While T-Mobile does offer cheaper individual smartphone data plans than its competitors, Legere pointed out that T-Mobile hasn’t embarked on a quest to commoditize data in the U.S. It’s created some cheaper options for entry-level users, but in March it actually raised the priced of its unlimited data plan to $80 a month.
What T-Mobile has done is offer more consumer-friendly options that cut out hidden fees like device subsidies. It’s also instituted polices that encourage customers to consume more data, Legere said. The Music Freedom program T-Mobile announced on Wednesday is a good example, exempting music streaming from its data caps. Legere said that contradicts competitors’ policies of selling their customers a music streaming service and then charging them for the data consumed.
“Wireless carriers shouldn’t tell you, ‘Hey, here’s the service you should use, it’s really good, take this one,’ and then charge the shit out of you for every piece of its use,” Legere said. “Most people that raise this topic of price war [are] thinking about it in the context of whether AT&T and Verizon have to change their profitability [models] to compete. That’s not our issue. That’s not a price war.”
However the war is being waged, it’s beginning to incur some casualties. Last quarter, Verizon actually lost core smartphone subscribers, while T-Mobile raked them in. AT&T didn’t feel T-Mobile’s bite as much, but then again AT&T countered every T-Mobile promotion and program while Verizon mostly stood on the sidelines.
Legere claims Verizon was trapped: It didn’t want to look weak in front of its shareholders, so it just pretended T-Mobile wasn’t a problem.
“They’re highly profitable and very big. It’s an age-old problem. How do you cannibalize your own base when someone is attacking you? What happens, historically, is you ignore the little guy,” Legere said. “Arguably in the short term [Verizon] was rewarded by its shareholders for not getting into this game. AT&T, on the other hand, reacts to everything we do and say, which makes it more fun for all of us.”

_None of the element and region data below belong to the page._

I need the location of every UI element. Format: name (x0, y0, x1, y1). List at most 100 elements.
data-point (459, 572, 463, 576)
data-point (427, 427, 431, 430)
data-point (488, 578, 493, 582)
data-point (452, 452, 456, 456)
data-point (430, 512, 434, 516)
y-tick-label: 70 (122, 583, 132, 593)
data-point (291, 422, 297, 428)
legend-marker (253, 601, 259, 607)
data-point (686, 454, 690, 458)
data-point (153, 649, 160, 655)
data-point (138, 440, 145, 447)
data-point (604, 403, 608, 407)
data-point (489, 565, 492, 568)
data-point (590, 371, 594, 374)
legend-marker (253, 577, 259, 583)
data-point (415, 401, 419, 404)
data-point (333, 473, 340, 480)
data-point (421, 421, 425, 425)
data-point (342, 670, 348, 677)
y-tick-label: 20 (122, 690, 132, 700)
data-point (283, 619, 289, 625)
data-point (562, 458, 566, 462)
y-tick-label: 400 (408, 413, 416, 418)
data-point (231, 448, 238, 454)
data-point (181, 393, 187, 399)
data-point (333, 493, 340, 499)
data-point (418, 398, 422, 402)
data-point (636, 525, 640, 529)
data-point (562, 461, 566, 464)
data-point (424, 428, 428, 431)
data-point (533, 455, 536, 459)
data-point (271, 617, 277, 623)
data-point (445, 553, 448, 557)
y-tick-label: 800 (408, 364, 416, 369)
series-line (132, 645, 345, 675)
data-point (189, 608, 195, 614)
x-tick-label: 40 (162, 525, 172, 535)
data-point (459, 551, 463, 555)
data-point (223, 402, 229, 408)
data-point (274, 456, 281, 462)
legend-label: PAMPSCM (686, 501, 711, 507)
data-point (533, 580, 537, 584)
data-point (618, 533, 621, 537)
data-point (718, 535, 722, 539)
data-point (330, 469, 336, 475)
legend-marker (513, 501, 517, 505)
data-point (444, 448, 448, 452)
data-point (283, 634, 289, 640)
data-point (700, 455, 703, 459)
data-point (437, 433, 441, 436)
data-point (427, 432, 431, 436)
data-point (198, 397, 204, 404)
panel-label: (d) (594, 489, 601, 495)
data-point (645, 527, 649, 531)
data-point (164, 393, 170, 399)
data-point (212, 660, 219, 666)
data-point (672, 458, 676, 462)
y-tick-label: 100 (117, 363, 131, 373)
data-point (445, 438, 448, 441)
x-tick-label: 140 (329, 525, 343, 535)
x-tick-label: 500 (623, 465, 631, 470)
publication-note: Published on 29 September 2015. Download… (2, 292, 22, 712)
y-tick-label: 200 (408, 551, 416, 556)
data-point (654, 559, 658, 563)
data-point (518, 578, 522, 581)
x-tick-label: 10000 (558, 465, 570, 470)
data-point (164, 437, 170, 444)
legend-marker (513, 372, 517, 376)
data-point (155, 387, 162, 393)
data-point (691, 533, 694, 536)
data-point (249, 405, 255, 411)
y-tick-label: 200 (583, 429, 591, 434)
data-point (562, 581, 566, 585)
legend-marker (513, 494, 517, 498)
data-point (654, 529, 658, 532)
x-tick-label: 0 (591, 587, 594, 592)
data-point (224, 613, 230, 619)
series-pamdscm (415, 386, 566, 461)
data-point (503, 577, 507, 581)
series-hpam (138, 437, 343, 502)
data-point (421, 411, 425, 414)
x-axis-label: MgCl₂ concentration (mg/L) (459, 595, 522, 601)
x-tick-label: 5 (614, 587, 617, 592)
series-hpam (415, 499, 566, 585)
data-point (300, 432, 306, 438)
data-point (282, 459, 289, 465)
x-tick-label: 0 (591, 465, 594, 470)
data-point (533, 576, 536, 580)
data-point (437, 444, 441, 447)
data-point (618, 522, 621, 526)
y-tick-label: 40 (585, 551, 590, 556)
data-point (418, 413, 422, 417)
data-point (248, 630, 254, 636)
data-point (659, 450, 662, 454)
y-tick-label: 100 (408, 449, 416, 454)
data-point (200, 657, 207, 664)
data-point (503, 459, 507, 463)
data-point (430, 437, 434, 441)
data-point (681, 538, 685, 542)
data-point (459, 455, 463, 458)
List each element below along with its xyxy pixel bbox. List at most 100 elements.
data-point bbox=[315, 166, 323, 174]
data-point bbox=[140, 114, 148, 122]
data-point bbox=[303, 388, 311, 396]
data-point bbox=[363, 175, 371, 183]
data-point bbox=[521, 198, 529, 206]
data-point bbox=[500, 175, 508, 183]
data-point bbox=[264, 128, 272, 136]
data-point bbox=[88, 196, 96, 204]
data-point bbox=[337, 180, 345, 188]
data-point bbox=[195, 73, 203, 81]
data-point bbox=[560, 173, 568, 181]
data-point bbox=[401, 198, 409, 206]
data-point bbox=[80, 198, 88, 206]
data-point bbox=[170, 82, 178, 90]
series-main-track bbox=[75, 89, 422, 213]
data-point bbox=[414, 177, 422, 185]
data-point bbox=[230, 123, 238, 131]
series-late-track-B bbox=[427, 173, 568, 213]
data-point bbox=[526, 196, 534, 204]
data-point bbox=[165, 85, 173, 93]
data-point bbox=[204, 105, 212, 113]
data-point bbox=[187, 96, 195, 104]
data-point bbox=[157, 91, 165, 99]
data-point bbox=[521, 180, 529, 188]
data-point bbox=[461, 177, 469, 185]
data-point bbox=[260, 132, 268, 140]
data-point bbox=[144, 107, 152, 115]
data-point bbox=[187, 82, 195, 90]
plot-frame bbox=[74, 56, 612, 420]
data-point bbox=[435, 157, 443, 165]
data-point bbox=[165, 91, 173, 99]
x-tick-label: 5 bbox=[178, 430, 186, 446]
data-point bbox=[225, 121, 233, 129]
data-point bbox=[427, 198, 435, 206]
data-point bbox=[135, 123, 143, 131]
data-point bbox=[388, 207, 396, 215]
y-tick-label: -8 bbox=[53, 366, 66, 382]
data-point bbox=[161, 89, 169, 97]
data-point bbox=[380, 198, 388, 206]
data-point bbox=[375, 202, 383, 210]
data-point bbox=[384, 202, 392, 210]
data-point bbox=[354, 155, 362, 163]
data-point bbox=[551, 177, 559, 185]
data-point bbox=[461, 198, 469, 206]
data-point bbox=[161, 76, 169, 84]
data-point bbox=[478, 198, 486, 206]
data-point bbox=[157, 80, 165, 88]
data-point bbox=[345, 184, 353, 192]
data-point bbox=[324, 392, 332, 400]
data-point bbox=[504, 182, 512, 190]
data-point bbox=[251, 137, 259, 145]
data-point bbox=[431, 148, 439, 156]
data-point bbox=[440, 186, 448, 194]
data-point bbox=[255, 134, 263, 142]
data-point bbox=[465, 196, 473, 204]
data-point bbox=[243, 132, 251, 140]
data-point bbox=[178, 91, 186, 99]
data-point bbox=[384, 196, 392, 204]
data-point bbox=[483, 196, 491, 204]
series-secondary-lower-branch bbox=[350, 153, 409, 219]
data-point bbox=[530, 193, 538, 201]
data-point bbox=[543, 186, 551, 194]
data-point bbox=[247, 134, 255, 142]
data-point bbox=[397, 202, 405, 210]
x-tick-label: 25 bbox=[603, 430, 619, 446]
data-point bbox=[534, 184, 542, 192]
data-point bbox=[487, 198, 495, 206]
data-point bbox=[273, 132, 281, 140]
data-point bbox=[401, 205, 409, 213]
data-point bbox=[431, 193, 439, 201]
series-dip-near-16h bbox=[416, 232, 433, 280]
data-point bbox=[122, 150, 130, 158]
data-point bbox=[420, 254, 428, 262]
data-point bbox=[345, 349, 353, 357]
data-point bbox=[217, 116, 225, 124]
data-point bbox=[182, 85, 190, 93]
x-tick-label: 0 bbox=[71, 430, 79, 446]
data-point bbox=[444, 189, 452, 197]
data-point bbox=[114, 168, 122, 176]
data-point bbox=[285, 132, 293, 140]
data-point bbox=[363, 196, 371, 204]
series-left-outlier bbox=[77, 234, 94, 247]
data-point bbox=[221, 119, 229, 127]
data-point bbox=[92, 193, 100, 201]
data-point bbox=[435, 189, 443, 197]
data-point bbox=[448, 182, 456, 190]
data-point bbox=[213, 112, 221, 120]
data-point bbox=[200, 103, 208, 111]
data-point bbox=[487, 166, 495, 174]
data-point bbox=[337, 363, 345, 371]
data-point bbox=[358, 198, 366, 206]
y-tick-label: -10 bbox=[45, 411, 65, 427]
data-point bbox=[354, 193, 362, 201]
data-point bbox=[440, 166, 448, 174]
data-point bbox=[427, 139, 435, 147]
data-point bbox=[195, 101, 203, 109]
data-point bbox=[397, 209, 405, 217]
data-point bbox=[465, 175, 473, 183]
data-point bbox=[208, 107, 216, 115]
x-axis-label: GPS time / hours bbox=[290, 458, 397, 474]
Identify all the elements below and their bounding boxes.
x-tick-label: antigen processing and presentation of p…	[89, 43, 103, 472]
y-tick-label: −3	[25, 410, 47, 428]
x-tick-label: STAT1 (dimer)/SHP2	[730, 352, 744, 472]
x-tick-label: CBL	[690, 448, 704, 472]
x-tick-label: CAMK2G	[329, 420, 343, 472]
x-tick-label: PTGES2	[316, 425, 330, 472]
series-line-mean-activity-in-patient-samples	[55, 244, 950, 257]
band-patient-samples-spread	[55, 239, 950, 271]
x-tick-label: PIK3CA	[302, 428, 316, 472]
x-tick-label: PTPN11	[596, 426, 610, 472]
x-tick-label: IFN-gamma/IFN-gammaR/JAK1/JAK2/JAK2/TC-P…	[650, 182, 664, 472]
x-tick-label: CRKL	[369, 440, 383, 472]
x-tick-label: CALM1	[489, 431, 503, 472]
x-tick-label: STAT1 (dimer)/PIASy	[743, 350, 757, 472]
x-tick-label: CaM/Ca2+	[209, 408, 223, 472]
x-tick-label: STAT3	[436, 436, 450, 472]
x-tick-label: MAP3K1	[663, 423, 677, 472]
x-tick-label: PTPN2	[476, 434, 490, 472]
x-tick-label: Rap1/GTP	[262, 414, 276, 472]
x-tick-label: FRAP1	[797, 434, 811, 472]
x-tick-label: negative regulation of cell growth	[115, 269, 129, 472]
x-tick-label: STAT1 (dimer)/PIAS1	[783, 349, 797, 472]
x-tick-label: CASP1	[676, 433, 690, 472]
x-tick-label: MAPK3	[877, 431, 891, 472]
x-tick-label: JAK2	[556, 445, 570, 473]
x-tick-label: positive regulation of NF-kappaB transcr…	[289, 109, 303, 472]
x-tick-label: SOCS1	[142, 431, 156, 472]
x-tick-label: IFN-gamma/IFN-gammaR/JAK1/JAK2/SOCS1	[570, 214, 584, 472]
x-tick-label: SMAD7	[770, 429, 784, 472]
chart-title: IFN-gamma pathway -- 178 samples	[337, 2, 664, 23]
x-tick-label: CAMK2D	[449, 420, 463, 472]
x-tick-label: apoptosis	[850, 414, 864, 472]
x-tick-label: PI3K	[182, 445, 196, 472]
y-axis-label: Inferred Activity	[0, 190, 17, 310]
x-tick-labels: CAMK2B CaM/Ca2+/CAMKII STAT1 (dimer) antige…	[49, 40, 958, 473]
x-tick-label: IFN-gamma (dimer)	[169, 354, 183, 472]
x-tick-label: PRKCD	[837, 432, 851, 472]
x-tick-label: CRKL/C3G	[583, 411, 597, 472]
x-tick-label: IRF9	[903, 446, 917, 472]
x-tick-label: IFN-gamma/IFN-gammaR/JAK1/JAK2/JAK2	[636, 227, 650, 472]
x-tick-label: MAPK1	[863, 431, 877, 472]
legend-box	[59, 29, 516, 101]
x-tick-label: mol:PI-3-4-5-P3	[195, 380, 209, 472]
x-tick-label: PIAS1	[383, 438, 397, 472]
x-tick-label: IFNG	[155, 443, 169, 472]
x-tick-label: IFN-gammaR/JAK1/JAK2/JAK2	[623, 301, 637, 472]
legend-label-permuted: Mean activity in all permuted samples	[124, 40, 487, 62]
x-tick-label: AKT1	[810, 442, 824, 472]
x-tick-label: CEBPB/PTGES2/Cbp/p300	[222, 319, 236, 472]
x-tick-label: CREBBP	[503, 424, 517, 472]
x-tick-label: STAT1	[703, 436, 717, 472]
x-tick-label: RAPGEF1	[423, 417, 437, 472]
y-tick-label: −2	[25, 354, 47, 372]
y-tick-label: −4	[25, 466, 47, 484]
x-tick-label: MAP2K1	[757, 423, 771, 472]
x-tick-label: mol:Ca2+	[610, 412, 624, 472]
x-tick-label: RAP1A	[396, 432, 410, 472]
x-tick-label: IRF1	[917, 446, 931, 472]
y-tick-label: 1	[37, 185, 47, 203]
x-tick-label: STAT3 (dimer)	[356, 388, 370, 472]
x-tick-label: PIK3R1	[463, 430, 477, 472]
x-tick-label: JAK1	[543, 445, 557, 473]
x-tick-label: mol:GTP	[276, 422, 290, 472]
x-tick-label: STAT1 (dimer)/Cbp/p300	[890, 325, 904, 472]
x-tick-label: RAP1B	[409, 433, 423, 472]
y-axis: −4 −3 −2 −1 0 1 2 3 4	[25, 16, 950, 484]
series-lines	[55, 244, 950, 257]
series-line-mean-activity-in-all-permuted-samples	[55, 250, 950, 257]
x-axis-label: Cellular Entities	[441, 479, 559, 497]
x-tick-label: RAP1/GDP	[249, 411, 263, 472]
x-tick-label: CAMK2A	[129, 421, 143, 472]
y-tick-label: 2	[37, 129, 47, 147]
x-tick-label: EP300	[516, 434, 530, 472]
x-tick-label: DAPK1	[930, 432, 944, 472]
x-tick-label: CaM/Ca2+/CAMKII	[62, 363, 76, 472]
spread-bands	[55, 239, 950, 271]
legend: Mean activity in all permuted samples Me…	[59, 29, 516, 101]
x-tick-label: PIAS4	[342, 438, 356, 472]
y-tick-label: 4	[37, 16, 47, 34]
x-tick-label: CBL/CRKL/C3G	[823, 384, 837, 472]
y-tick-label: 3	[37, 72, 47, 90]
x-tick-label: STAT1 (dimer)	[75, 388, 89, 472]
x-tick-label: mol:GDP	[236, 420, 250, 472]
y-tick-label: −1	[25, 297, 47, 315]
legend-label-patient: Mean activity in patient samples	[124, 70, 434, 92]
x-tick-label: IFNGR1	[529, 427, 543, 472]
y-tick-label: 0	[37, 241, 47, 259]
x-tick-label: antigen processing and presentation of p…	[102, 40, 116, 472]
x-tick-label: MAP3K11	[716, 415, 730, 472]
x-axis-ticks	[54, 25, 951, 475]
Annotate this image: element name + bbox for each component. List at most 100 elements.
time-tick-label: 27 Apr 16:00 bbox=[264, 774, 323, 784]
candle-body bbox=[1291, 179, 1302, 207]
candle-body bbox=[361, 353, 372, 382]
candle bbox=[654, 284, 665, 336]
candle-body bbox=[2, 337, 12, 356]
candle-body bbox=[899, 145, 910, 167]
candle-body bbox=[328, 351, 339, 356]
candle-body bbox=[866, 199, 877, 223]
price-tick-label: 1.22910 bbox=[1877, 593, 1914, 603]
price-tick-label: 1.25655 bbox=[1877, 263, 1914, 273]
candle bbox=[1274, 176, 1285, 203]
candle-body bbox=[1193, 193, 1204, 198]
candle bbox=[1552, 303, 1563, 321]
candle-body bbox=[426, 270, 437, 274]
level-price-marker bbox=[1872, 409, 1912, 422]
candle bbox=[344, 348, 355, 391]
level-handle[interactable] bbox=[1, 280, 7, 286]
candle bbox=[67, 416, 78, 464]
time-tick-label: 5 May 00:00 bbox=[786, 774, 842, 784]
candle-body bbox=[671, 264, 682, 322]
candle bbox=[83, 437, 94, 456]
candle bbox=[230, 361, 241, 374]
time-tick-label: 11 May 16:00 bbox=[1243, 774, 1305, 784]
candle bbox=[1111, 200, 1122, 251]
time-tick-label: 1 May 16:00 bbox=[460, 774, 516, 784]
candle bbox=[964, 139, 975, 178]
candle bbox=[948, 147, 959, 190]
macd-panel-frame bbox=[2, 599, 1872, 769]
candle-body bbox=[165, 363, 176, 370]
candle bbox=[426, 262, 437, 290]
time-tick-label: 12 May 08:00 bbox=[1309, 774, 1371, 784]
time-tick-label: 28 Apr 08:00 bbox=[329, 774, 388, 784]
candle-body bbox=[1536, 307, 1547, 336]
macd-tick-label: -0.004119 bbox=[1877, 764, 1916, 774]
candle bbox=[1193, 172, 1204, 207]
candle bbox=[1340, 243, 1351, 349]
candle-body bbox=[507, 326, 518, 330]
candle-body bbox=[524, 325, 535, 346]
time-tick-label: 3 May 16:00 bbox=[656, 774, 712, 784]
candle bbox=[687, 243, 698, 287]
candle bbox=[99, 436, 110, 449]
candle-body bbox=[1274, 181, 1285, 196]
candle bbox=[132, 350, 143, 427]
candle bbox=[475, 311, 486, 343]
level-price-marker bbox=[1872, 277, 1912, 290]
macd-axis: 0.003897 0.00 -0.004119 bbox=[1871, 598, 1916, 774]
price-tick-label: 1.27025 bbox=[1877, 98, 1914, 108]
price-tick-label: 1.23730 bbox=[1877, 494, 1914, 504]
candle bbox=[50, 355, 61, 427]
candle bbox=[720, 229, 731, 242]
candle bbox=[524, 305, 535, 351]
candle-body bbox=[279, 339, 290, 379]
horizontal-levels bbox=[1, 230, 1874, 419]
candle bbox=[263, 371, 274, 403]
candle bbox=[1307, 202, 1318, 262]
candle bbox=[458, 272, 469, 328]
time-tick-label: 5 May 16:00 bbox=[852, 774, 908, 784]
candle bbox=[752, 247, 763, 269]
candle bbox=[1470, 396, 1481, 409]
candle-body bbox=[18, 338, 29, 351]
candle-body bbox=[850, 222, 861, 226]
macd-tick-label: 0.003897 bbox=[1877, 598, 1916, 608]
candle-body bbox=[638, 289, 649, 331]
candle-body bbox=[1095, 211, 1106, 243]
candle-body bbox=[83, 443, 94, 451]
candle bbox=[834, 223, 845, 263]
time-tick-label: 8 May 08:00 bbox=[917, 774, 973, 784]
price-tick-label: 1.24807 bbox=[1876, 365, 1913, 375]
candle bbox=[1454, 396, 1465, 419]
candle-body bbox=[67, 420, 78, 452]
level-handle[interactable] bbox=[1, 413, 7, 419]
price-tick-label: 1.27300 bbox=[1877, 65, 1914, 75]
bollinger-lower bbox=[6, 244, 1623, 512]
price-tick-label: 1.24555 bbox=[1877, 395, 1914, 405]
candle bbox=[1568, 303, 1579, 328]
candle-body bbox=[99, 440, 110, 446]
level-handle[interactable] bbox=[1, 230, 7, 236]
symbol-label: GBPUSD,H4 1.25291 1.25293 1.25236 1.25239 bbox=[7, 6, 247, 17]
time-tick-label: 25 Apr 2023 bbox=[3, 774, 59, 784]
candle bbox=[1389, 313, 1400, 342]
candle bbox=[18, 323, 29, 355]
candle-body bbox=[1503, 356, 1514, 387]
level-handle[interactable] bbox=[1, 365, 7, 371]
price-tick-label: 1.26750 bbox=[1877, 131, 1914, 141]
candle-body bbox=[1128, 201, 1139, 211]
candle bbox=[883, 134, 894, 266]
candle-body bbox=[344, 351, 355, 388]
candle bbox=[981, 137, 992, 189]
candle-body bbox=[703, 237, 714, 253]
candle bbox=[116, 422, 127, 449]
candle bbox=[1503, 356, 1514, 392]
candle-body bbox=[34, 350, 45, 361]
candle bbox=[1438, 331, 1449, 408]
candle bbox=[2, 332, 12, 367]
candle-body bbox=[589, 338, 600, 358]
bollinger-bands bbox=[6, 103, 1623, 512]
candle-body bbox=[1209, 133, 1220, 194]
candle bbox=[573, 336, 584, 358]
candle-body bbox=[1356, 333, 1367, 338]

So what happens if Uncarrier works? If T-Mobile’s growth rate keeps up, it could soon surpass Sprint as the No. 3 mobile operator in the U.S. And if T-Mobile continues to chip away at Verizon and AT&T’s core smartphone customers, it will eventually start bridging the yawning chasm between it and the Big 2. If T-Mobile becomes a megacarrier in its own right, does it just become another AT&T or Verizon, entrenching itself and focusing on profits?
Legere, as you might expect, says no way. While he admits that one day T-Mobile may no longer be a squirrely upstart in terms of market share, he said the company’s whole business model now revolves around challenging traditional carrier business models. If it started acting like AT&T, it would lose the millions of new subscribers that it worked so hard to gain.
“Uncarrier is not just a marketing program,” Legere said. “It’s a culture. It’s the fundamental basis of who we are as a company.”